The Influence of Fibers on the Flexural and Tensile Properties of Asphalt Mastic Based on Finite Element Simulation

To improve the low-temperature crack resistance of asphalt pavement, this paper investigates the effects of fiber length, content, and type on the flexural and tensile properties of asphalt mastic. Firstly, a numerical program was developed in MATLAB to establish a three-dimensional finite element model of asphalt mastic with an uneven fiber distribution in ABAQUS. Then, the Burgers model selected for simulation was obtained through the asphalt low-temperature bending beam rheological test (BBR). Constructing a three-point bending virtual test of asphalt mastic using a three-dimensional fiber model and systematically analyzing the influence of fiber parameters on bending and tensile properties. The accuracy of the three-dimensional fiber model was verified through BBR experiments.

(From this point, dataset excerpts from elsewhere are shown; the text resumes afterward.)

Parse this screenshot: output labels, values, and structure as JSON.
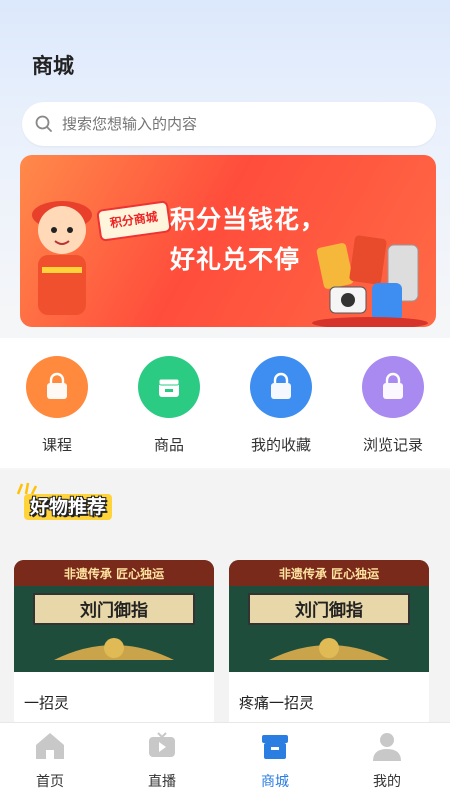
{
  "header": {
    "title": "商城"
  },
  "search": {
    "placeholder": "搜索您想输入的内容"
  },
  "banner": {
    "line1": "积分当钱花，",
    "line2": "好礼兑不停",
    "badge": "积分商城"
  },
  "quick_links": [
    {
      "label": "课程",
      "icon": "bag-icon",
      "color": "#ff8a3d"
    },
    {
      "label": "商品",
      "icon": "store-icon",
      "color": "#2ccb84"
    },
    {
      "label": "我的收藏",
      "icon": "bag-icon",
      "color": "#3d8ef0"
    },
    {
      "label": "浏览记录",
      "icon": "bag-icon",
      "color": "#a98af0"
    }
  ],
  "recommend": {
    "title": "好物推荐",
    "cards": [
      {
        "banner_top": "非遗传承  匠心独运",
        "plaque": "刘门御指",
        "title": "一招灵"
      },
      {
        "banner_top": "非遗传承  匠心独运",
        "plaque": "刘门御指",
        "title": "疼痛一招灵"
      }
    ]
  },
  "tabbar": {
    "items": [
      {
        "label": "首页",
        "icon": "home-icon"
      },
      {
        "label": "直播",
        "icon": "tv-icon"
      },
      {
        "label": "商城",
        "icon": "shop-icon",
        "active": true
      },
      {
        "label": "我的",
        "icon": "user-icon"
      }
    ],
    "active_color": "#2a7de1",
    "inactive_color": "#c8c8c8"
  }
}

The finite element simulation results show that the addition of fibers can significantly improve the tensile performance of asphalt mastic; increasing the fiber content or length can reduce the peak stress at the bottom of the mid-span and delay cracking. The higher the fiber elastic modulus, the smaller the vertical displacement of the specimen. The model established in this article can effectively elucidate the mechanism of fiber reinforcement, providing a theoretical basis for optimizing fiber parameters and improving the crack-resistance performance of asphalt pavement.